Il observa une courte pause, juste le temps de reprendre son souffle puis il ajouta :
– D’ailleurs, selon certaines personnes qui ont vu la scène, le moudjahid aurait été traîné durant une bonne partie de la nuit, attaché par une corde à l’arrière d’un véhicule. C’est certainement après sa mort qu’il a été pendu.
Santo, Omar le connaissait. Son père l’avait emmené deux ou trois fois au Café de la Mairie tenu par le dénommé Santo : un fort à bras rubicond qui prenait un malin plaisir à dresser ses clients ivres l’un contre l’autre et à rire de les voir s’entre–déchirer en conséquence.
Guérin, il le connaissait également pour l’avoir vu souvent passer seul au volant d’une jeep : un personnage sec au teint cireux et aux yeux perçants, qui, pareil à une vipère, répandait la crainte dans son sillage.
– Et puis, tu sais, ajouta son oncle, les militaires lorsqu’ils tuent quelqu’un, ils s’arrangent toujours pour déguiser cela en tentative d’évasion. C’est pourquoi je pense que ça ne peut être que le deuxième bureau ou les ultra de Santo, voire les deux à la fois.
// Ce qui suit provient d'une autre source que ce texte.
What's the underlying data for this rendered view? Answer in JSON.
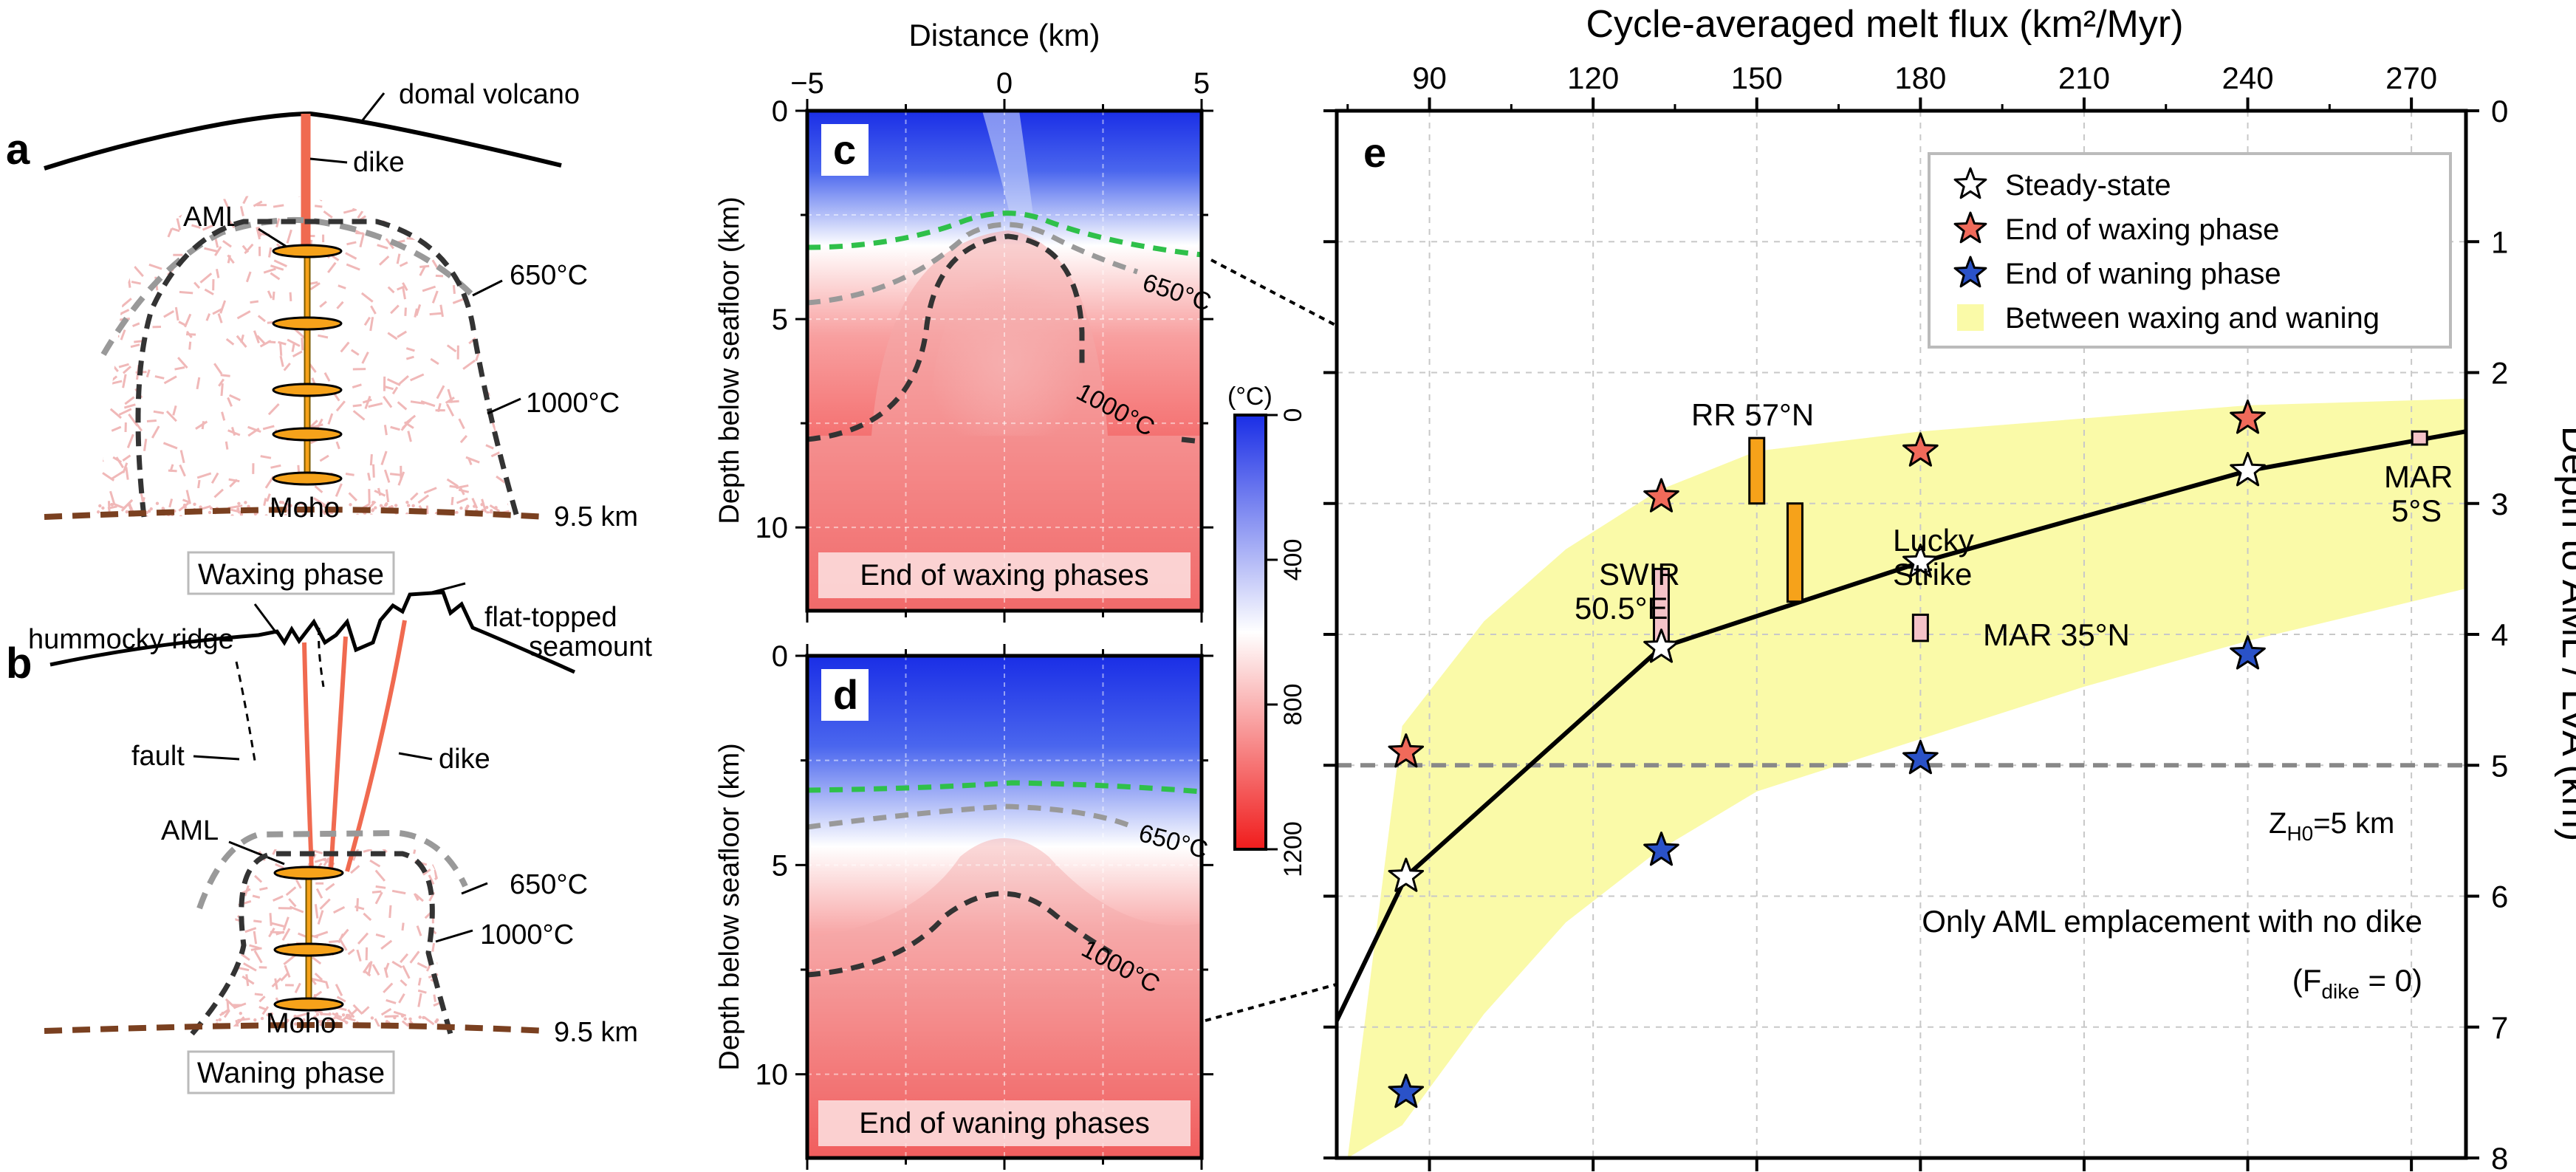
{
  "panels": {
    "a": {
      "letter": "a",
      "labels": {
        "volcano": "domal volcano",
        "dike": "dike",
        "aml": "AML",
        "iso650": "650°C",
        "iso1000": "1000°C",
        "moho": "Moho",
        "moho_depth": "9.5 km"
      },
      "caption": "Waxing phase"
    },
    "b": {
      "letter": "b",
      "labels": {
        "ridge": "hummocky ridge",
        "seamount": [
          "flat-topped",
          "seamount"
        ],
        "fault": "fault",
        "dike": "dike",
        "aml": "AML",
        "iso650": "650°C",
        "iso1000": "1000°C",
        "moho": "Moho",
        "moho_depth": "9.5 km"
      },
      "caption": "Waning phase"
    },
    "c": {
      "letter": "c",
      "caption": "End of waxing phases",
      "iso650": "650°C",
      "iso1000": "1000°C"
    },
    "d": {
      "letter": "d",
      "caption": "End of waning phases",
      "iso650": "650°C",
      "iso1000": "1000°C"
    },
    "e": {
      "letter": "e"
    }
  },
  "thermal": {
    "xlabel": "Distance (km)",
    "ylabel": "Depth below seafloor (km)",
    "xticks": [
      "−5",
      "0",
      "5"
    ],
    "yticks": [
      "0",
      "5",
      "10"
    ],
    "colorbar": {
      "unit": "(°C)",
      "ticks": [
        "0",
        "400",
        "800",
        "1200"
      ],
      "range": [
        0,
        1200
      ],
      "colors": [
        "#1a2ee6",
        "#ffffff",
        "#f01c1c"
      ]
    }
  },
  "colors": {
    "waxing": "#f06a5a",
    "waning": "#2a52c8",
    "steady": "#ffffff",
    "band": "#fafaa8",
    "orange_bar": "#f6a21a",
    "pink_bar": "#f4c3c8",
    "gray_dash": "#888888",
    "green_dash": "#2fc04a",
    "moho": "#7a4020",
    "dike": "#f06a50",
    "aml": "#f6a21a"
  },
  "chart_data": {
    "type": "scatter",
    "title": "",
    "xlabel": "Cycle-averaged melt flux (km²/Myr)",
    "ylabel": "Depth to AML / LVA (km)",
    "xlim": [
      73,
      280
    ],
    "ylim": [
      0,
      8
    ],
    "y_inverted": true,
    "x_axis_position": "top",
    "y_axis_position": "right",
    "xticks": [
      90,
      120,
      150,
      180,
      210,
      240,
      270
    ],
    "yticks": [
      0,
      1,
      2,
      3,
      4,
      5,
      6,
      7,
      8
    ],
    "grid": true,
    "legend_position": "top-right",
    "legend": [
      "Steady-state",
      "End of waxing phase",
      "End of waning phase",
      "Between waxing and waning"
    ],
    "series": [
      {
        "name": "Steady-state",
        "x": [
          73,
          85.7,
          132.5,
          180,
          240,
          280
        ],
        "y": [
          6.95,
          5.85,
          4.1,
          3.45,
          2.75,
          2.45
        ]
      },
      {
        "name": "End of waxing phase",
        "x": [
          85.7,
          132.5,
          180,
          240
        ],
        "y": [
          4.9,
          2.95,
          2.6,
          2.35
        ]
      },
      {
        "name": "End of waning phase",
        "x": [
          85.7,
          132.5,
          180,
          240
        ],
        "y": [
          7.5,
          5.65,
          4.95,
          4.15
        ]
      }
    ],
    "band": {
      "name": "Between waxing and waning",
      "upper": {
        "x": [
          85,
          100,
          115,
          132,
          150,
          180,
          210,
          240,
          280
        ],
        "y": [
          4.7,
          3.9,
          3.35,
          2.9,
          2.6,
          2.45,
          2.35,
          2.25,
          2.2
        ]
      },
      "lower": {
        "x": [
          75,
          85,
          100,
          115,
          132,
          150,
          180,
          210,
          240,
          280
        ],
        "y": [
          8.0,
          7.75,
          6.9,
          6.2,
          5.65,
          5.2,
          4.8,
          4.4,
          4.05,
          3.65
        ]
      }
    },
    "observations": [
      {
        "label": "RR 57°N",
        "x": 150,
        "y": [
          2.5,
          3.0
        ],
        "color": "orange"
      },
      {
        "label": "Lucky Strike",
        "x": 157,
        "y": [
          3.0,
          3.75
        ],
        "color": "orange"
      },
      {
        "label": "SWIR 50.5°E",
        "x": 132.5,
        "y": [
          3.5,
          4.15
        ],
        "color": "pink"
      },
      {
        "label": "MAR 35°N",
        "x": 180,
        "y": [
          3.85,
          4.05
        ],
        "color": "pink"
      },
      {
        "label": "MAR 5°S",
        "x": 271.5,
        "y": [
          2.45,
          2.55
        ],
        "color": "pink"
      }
    ],
    "reference_line": {
      "label": "Z_H0=5 km",
      "y": 5
    },
    "annotation": [
      "Only AML emplacement with no dike",
      "(F_dike = 0)"
    ]
  }
}
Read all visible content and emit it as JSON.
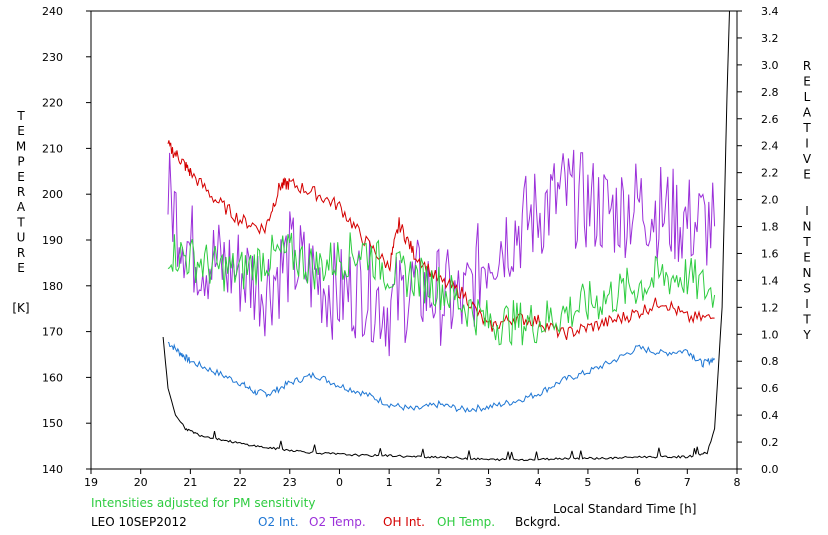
{
  "chart_data": {
    "type": "line",
    "left_axis_label_letters": [
      "T",
      "E",
      "M",
      "P",
      "E",
      "R",
      "A",
      "T",
      "U",
      "R",
      "E"
    ],
    "left_axis_unit": "[K]",
    "right_axis_label_lines": [
      [
        "R",
        "E",
        "L",
        "A",
        "T",
        "I",
        "V",
        "E"
      ],
      [
        "I",
        "N",
        "T",
        "E",
        "N",
        "S",
        "I",
        "T",
        "Y"
      ]
    ],
    "xlabel": "Local Standard Time [h]",
    "x_ticks": [
      19,
      20,
      21,
      22,
      23,
      0,
      1,
      2,
      3,
      4,
      5,
      6,
      7,
      8
    ],
    "y_left_ticks": [
      140,
      150,
      160,
      170,
      180,
      190,
      200,
      210,
      220,
      230,
      240
    ],
    "y_right_ticks": [
      "0.0",
      "0.2",
      "0.4",
      "0.6",
      "0.8",
      "1.0",
      "1.2",
      "1.4",
      "1.6",
      "1.8",
      "2.0",
      "2.2",
      "2.4",
      "2.6",
      "2.8",
      "3.0",
      "3.2",
      "3.4"
    ],
    "xlim": [
      19,
      32
    ],
    "ylim_left": [
      140,
      240
    ],
    "ylim_right": [
      0,
      3.4
    ],
    "note": "Intensities adjusted for PM sensitivity",
    "station_label": "LEO 10SEP2012",
    "series": [
      {
        "name": "O2 Int.",
        "color": "#1f77d4",
        "axis": "right",
        "x": [
          20.55,
          20.8,
          21.0,
          21.5,
          22.0,
          22.3,
          22.6,
          23.0,
          23.5,
          24.0,
          24.5,
          25.0,
          25.5,
          26.0,
          26.5,
          27.0,
          27.5,
          28.0,
          28.5,
          29.0,
          29.5,
          30.0,
          30.5,
          31.0,
          31.3,
          31.55
        ],
        "y": [
          0.94,
          0.86,
          0.8,
          0.72,
          0.64,
          0.57,
          0.56,
          0.64,
          0.7,
          0.62,
          0.56,
          0.48,
          0.44,
          0.48,
          0.44,
          0.46,
          0.5,
          0.56,
          0.66,
          0.72,
          0.8,
          0.9,
          0.86,
          0.88,
          0.78,
          0.82
        ]
      },
      {
        "name": "O2 Temp.",
        "color": "#9b30d9",
        "axis": "left",
        "x": [
          20.55,
          21.0,
          21.5,
          22.0,
          22.5,
          23.0,
          23.5,
          24.0,
          24.5,
          25.0,
          25.5,
          26.0,
          26.5,
          27.0,
          27.5,
          28.0,
          28.5,
          29.0,
          29.5,
          30.0,
          30.5,
          31.0,
          31.55
        ],
        "y": [
          200,
          188,
          185,
          183,
          180,
          186,
          182,
          178,
          180,
          175,
          180,
          178,
          176,
          188,
          192,
          196,
          200,
          198,
          196,
          198,
          196,
          194,
          193
        ]
      },
      {
        "name": "OH Int.",
        "color": "#d40000",
        "axis": "right",
        "x": [
          20.55,
          20.8,
          21.0,
          21.5,
          22.0,
          22.5,
          22.8,
          23.0,
          23.5,
          24.0,
          24.5,
          25.0,
          25.2,
          25.5,
          26.0,
          26.5,
          27.0,
          27.5,
          28.0,
          28.5,
          29.0,
          29.5,
          30.0,
          30.5,
          31.0,
          31.55
        ],
        "y": [
          2.4,
          2.3,
          2.2,
          2.0,
          1.85,
          1.78,
          2.1,
          2.12,
          2.05,
          1.95,
          1.7,
          1.5,
          1.82,
          1.6,
          1.4,
          1.3,
          1.05,
          1.12,
          1.1,
          1.0,
          1.05,
          1.1,
          1.16,
          1.25,
          1.12,
          1.12
        ]
      },
      {
        "name": "OH Temp.",
        "color": "#2ecc40",
        "axis": "left",
        "x": [
          20.55,
          21.0,
          21.5,
          22.0,
          22.5,
          23.0,
          23.5,
          24.0,
          24.5,
          25.0,
          25.5,
          26.0,
          26.5,
          27.0,
          27.5,
          28.0,
          28.5,
          29.0,
          29.5,
          30.0,
          30.5,
          31.0,
          31.55
        ],
        "y": [
          188,
          186,
          184,
          183,
          186,
          187,
          184,
          186,
          188,
          183,
          182,
          180,
          176,
          172,
          172,
          172,
          174,
          176,
          178,
          180,
          182,
          182,
          178
        ]
      },
      {
        "name": "Bckgrd.",
        "color": "#000000",
        "axis": "right",
        "x": [
          20.45,
          20.55,
          20.7,
          20.9,
          21.2,
          21.6,
          22.0,
          22.5,
          23.0,
          23.5,
          24.0,
          24.5,
          25.0,
          25.5,
          26.0,
          26.5,
          27.0,
          27.5,
          28.0,
          28.5,
          29.0,
          29.5,
          30.0,
          30.5,
          31.0,
          31.4,
          31.55,
          31.7,
          31.8,
          31.85
        ],
        "y": [
          0.98,
          0.6,
          0.4,
          0.3,
          0.25,
          0.22,
          0.19,
          0.16,
          0.14,
          0.12,
          0.11,
          0.1,
          0.1,
          0.09,
          0.09,
          0.08,
          0.07,
          0.07,
          0.07,
          0.08,
          0.08,
          0.08,
          0.09,
          0.09,
          0.09,
          0.12,
          0.3,
          1.2,
          2.8,
          3.4
        ]
      }
    ]
  }
}
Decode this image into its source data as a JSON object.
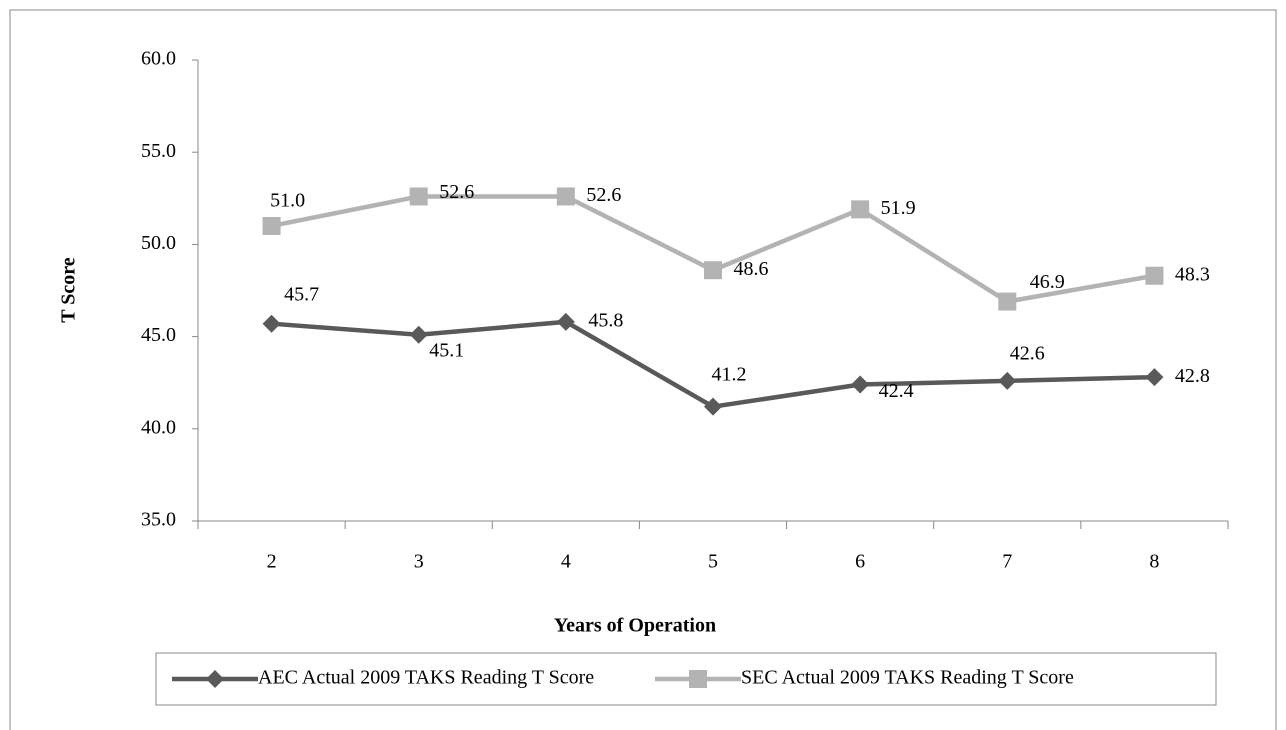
{
  "chart_data": {
    "type": "line",
    "x_label": "Years of Operation",
    "y_label": "T Score",
    "categories": [
      "2",
      "3",
      "4",
      "5",
      "6",
      "7",
      "8"
    ],
    "series": [
      {
        "name": "AEC Actual 2009 TAKS Reading T Score",
        "color": "#595959",
        "marker": "diamond",
        "values": [
          45.7,
          45.1,
          45.8,
          41.2,
          42.4,
          42.6,
          42.8
        ],
        "value_labels": [
          "45.7",
          "45.1",
          "45.8",
          "41.2",
          "42.4",
          "42.6",
          "42.8"
        ]
      },
      {
        "name": "SEC Actual 2009 TAKS Reading T Score",
        "color": "#b3b3b3",
        "marker": "square",
        "values": [
          51.0,
          52.6,
          52.6,
          48.6,
          51.9,
          46.9,
          48.3
        ],
        "value_labels": [
          "51.0",
          "52.6",
          "52.6",
          "48.6",
          "51.9",
          "46.9",
          "48.3"
        ]
      }
    ],
    "ylim": [
      35,
      60
    ],
    "yticks": [
      {
        "value": 35,
        "label": "35.0"
      },
      {
        "value": 40,
        "label": "40.0"
      },
      {
        "value": 45,
        "label": "45.0"
      },
      {
        "value": 50,
        "label": "50.0"
      },
      {
        "value": 55,
        "label": "55.0"
      },
      {
        "value": 60,
        "label": "60.0"
      }
    ],
    "grid": false,
    "legend": "bottom"
  }
}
Ils l’ont tué et exposé ainsi pour l’exemple, autrement dit, pour frapper les esprits.
« Le Deuxième Bureau, c’est quoi au juste ? » se demanda Omar en propulsant d’un geste vigoureux la voiture qui dévia de sa trajectoire et partit heurter le mur de la chambre.
Chapitre VI. Belhat le bourrelier
Le soleil du matin augurait d’une journée éclatante, balayant derrière elle les derniers jours glacés du début de printemps qui avaient rudement éprouvé les habitants du village.
De tout l’hiver, c’était cette période appelée la ‘ftira’ que redoutaient le plus les gens du village car le froid glacial redoublait d’ardeur au sortir de la saison froide. De violentes bourrasques accompagnées d’un vent vif apparaissaient par intermittence pendant presque deux semaines. La sagesse populaire prétendait que c’est durant cette période seulement que le sanglier hiberne ou que la chèvre ressent le froid.
Toutefois ce jour-là avait de quoi faire oublier aux gens le mauvais temps passé. Le ciel était si pur qu’on eût dit une immense voûte peinte en bleu azur. Une douce chaleur balayait la rue qui commençait à s’éveiller. Sur les toits et au faîte de l’énorme cyprès trônant dans la cour du voisin d’en face de Omar, les cigognes claquetaient allègrement et les oiseaux semblaient plus nombreux à chanter. Au sortir de l’hiver, les arbres s’étaient parés du vert le plus éclatant qu’il soit.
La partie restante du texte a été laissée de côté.